The Court disagrees. “While it is true that in appropriate circumstances a board of county commissioners may be dismissed from a § 1983 lawsuit because its policies or customs cannot be shown to be responsible for an alleged constitutional violation, that does not mean that such board can never be a proper party as a matter of law.” Harper v. Woodward Cnty. Bd. of Cnty. Comm’rs, No. CIV-11-0996-HE, 2014 WL 7399367, at *9
(W.D. Okla. Dec. 29, 2014). Rather, “[d]etermining a party’s responsibility for a policy that leads to a federal rights violation involves a fact-specific inquiry.” Id. For instance, although OCCJA may be responsible for daily operations of the jail, “the county’s board of commissioners sets policies, including fiscal policies, that may be implicated in a violation of a county inmate’s federal rights.” Id.; see also 2007 Okla. Att’y Gen. 35, ¶ 19
(“[N]ot only is a county required to provide for a jail and fund its operation, regardless of whether the jail is operated by the sheriff or a public trust created for such purpose, it must also give priority to the funding to ensure performance of a [state] constitutional duty [to maintain a jail].”). Miller has alleged that Oklahoma County (through the Board) failed to fund the jail adequately, and she has plausibly linked this deficient funding to an informal custom of using excessive force. For instance, Miller alleges that the County did not provide
sufficient funding to repair faulty locks on jail cell doors, and when detainees left their cells as a result, jail officials had a custom of using excessive force to control the detainee population. Compl. ¶¶ 43–45. At the pleading stage, these allegations are sufficient to show that the informal custom of using excessive force on detainees who left their cells is attributable, at least in part, to the Board. Miller has therefore satisfied the first element of
a Monell claim against both OCCJA and the Board. As for Monell’s second element, Miller has plausibly alleged that this informal custom of using excessive force on detainees who have left their cells was the moving force behind her injury. OCCJA and the Board both argue that Miller has not alleged facts that conceivably show a causal link between either defendant and Miller’s alleged injury.

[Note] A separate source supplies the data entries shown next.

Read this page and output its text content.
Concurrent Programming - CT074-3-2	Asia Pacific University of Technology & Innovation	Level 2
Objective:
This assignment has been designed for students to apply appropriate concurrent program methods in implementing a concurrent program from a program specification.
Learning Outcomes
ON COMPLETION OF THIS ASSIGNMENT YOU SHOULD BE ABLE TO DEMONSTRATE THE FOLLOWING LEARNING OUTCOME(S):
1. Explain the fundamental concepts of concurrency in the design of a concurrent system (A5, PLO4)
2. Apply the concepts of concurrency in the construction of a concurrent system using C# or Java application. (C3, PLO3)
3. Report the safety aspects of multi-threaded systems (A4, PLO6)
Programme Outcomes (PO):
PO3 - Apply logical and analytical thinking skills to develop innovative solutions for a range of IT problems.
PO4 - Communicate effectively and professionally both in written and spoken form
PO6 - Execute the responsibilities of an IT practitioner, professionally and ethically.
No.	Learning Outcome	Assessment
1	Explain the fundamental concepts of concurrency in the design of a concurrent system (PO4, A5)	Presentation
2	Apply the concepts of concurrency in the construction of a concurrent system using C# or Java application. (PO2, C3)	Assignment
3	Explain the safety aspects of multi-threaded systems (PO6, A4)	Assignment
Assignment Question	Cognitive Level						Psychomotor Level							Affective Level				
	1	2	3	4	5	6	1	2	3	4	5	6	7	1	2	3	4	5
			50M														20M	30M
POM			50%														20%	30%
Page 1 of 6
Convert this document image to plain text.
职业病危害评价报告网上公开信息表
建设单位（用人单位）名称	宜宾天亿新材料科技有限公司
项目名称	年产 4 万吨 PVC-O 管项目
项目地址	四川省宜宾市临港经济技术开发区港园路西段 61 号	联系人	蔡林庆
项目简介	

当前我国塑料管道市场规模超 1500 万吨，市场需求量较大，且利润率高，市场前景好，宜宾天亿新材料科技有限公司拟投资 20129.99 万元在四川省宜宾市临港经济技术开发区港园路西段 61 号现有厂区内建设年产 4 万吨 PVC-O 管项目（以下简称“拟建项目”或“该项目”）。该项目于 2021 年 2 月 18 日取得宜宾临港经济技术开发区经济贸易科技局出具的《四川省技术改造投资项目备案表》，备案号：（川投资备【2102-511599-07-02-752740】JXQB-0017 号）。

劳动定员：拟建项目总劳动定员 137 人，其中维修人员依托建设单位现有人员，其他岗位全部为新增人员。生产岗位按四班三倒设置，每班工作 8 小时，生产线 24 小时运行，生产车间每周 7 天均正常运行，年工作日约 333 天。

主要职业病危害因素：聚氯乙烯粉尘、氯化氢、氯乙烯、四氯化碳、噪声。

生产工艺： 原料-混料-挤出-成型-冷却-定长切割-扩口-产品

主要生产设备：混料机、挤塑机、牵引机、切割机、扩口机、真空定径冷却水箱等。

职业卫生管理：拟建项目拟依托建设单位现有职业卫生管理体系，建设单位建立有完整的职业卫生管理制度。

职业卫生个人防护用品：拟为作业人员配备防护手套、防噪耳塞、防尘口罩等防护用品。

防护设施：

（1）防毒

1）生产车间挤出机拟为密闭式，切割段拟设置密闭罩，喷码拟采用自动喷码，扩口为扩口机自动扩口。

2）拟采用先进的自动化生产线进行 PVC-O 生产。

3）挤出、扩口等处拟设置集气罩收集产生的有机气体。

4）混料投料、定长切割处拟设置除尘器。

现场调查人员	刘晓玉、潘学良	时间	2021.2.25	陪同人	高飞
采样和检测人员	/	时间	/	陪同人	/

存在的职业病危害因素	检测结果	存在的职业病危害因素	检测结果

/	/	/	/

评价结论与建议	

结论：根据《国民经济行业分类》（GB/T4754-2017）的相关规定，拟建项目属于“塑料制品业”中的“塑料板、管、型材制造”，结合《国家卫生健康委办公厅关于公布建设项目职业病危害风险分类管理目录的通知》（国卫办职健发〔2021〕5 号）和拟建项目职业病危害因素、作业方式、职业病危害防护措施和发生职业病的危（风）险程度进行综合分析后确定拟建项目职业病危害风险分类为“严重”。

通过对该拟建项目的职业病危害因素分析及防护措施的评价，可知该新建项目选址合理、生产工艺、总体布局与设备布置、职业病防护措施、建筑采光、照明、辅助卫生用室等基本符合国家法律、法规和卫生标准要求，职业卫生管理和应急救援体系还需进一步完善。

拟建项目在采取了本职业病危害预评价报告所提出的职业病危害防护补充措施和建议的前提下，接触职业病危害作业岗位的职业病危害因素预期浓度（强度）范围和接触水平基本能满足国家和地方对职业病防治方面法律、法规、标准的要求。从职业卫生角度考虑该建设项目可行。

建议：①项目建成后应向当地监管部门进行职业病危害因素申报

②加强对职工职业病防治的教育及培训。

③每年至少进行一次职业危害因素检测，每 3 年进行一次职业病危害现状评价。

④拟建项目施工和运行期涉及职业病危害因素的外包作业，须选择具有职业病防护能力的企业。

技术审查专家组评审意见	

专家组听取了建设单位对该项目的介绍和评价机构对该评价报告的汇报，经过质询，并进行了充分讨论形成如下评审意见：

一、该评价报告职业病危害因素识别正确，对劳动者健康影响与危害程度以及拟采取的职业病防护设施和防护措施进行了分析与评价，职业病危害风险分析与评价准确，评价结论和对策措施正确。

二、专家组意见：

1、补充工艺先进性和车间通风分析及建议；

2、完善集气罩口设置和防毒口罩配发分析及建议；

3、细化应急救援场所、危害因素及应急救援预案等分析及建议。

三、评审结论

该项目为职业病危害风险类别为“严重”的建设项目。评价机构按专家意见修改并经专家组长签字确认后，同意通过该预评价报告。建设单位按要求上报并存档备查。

[Doc. No. 20 at 24; Doc. No. 21 at 9]. But Miller has plausibly alleged the existence of an informal custom of using excessive force on inmates who have left their cells without authorization and that Lieutenant Brewer used excessive force against her pursuant to this informal custom. This alleged custom is closely related to the alleged violation of Miller’s constitutional right to be free from excessive force. Further, Miller has plausibly
alleged that OCCJA and the Board have facilitated and exacerbated this custom by understaffing, underfunding, and overcrowding the jail. These allegations suffice to show that this informal custom was the moving force behind Miller’s injury. Lastly, Miller has plausibly alleged that the Board and OCCJA were deliberately indifferent to the known or obvious consequences of this custom. As discussed above, Miller has alleged a pattern of jail officials using excessive force against detainees who leave their cells without authorization to shower or use the restroom. Plaintiff alleges that officers had used excessive force against detainees in such circumstances on several occasions before Miller’s encounter with Sergeant Brewer. See Compl. 4] 29-31, 46-48. Moreover, Miller alleges that the 2008 DOJ report notified the jail that its inadequate staffing and supervision threatened the safety of detainees in the jail. /d. 4] 36-38. Thus, Miller has plausibly alleged that the Board and OCCJA had notice that violations of detainees’ federal rights were a highly predictable consequence of the Board and OCCIJA’s actions (or, more specifically, their failure to act). Thus, Miller has plausibly alleged each element of a municipal liability claim by stating that an official custom attributable to the Board and OCCJA caused a violation of her constitutional rights and that the custom was maintained with deliberate indifference to a highly predictable constitutional injury. IV. CONCLUSION For these reasons, the Court DENIES the Board and OCCJA’s motions to dismiss [Doc. Nos. 20, 21]. IT IS SO ORDERED this 12th day of August 2025.